The four concerts of the 2016/17 will be distinguished by diversity of repertoire. Howard himself will perform in each of the programs. However, the variety of fellow performers will make for an impressive assortment of offerings. Specific dates and concert themes are as follows:
October 30: Sfizi Italiani will be a program of sonatas for two cellos. Howard will be joined by his Philharmonia Baroque colleague Phoebe Carrai, who serves a faculty baroque cellist at both the Juilliard School and Harvard University. The discussion will address the evolution of the cello from the Baroque period to the present day. The music to be performed will address the transition from the Baroque to the Classical and will include duo sonatas by Giacobbe Cervetto, Alessandro Scarlatti, and Luigi Boccherini.
January 22: Pushkin’s Legacy will examine Romantic traditions in Russia that originated with the literature of Alexander Pushkin and thrived in the music of Pyotr Ilyich Tchaikovsky, only to be confronted early in the twentieth century by the harsh realities of the Russian Revolution. The music will focus on a composer sometimes called the last pillar of the Russian Romantic tradition, Sergei Rachmaninoff. Howard will be accompanied by pianist Jeff LaDeur for a performance of Rachmaninoff’s cello sonata, a massive composition that, at least in Rachmaninoff’s opinion, treated both cello and piano as equal partners.
February 12: For this program Howard will be joined by Owen Dalby, violinist in the St. Lawrence String Quartet, and Meena Bhasin, violist in the Decoda Ensemble. The title of the program will be Jean Cocteau’s Paris, and the focus will be on music composed there in the two decades between 1920 and 1940. The composers to be represented on the program will be Maurice Ravel and Jean Françaix.
March 26: Howard will be joined by pipa virtuoso Shenshen Zhang for a survey of the Chinese musical heritage. The program will combine traditional selections with the efforts of the more recent composers Lou Harrison and Bright Sheng. Sheng’s opera Dream of the Red Chamber was just given its world premiere by the San Francisco Opera, and the title of this final program will be The Red Chamber.

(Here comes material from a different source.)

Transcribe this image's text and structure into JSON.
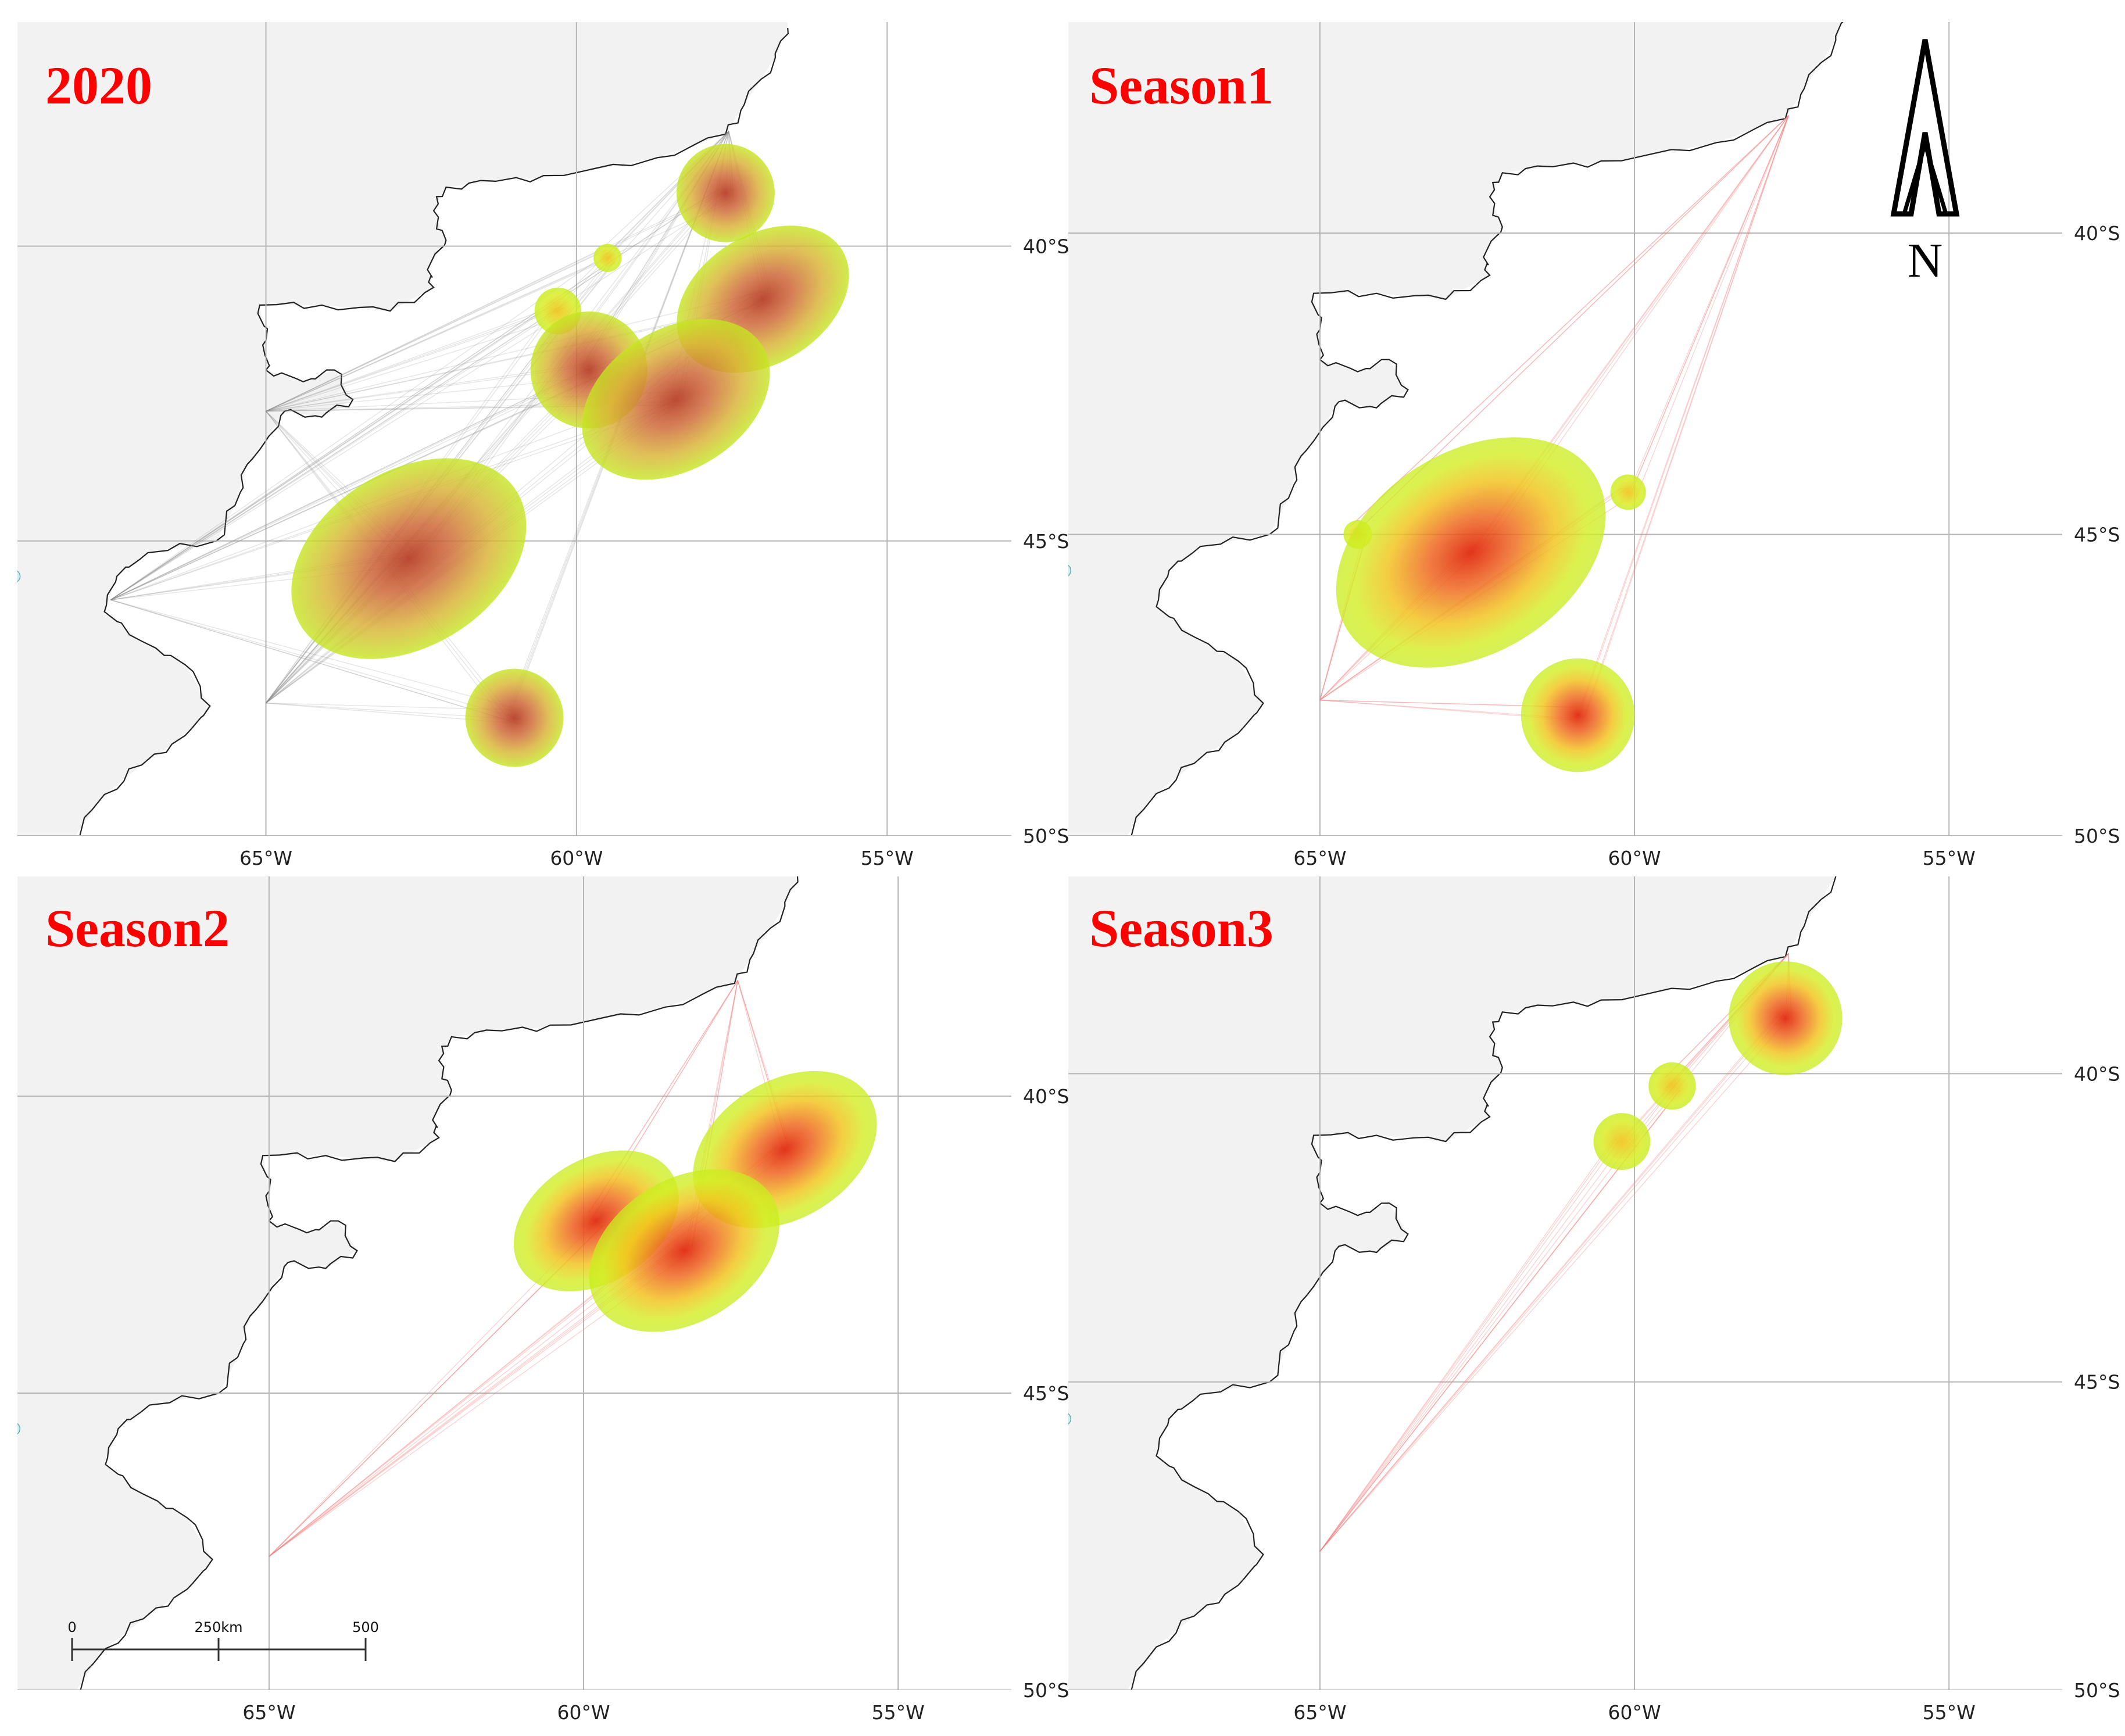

Because seating is very limited, reservations must be made prior to the performance date. All reservations require a donation, which is tax-deductible as allowed by law. (Concerts by the Square is a registered 501(c)(3) nonprofit organization.) A single Reservation Web page has been created with hyperlinks for $60 donations for each of the four concerts and a $200 donation for a subscription to the entire series. The venue is a Victorian flat near Alamo Square (hence the title of the series), which is 42 stairs above street level. Unfortunately, no elevator is available. Specific details regarding the address of the venue are provided once a reservation has been confirmed.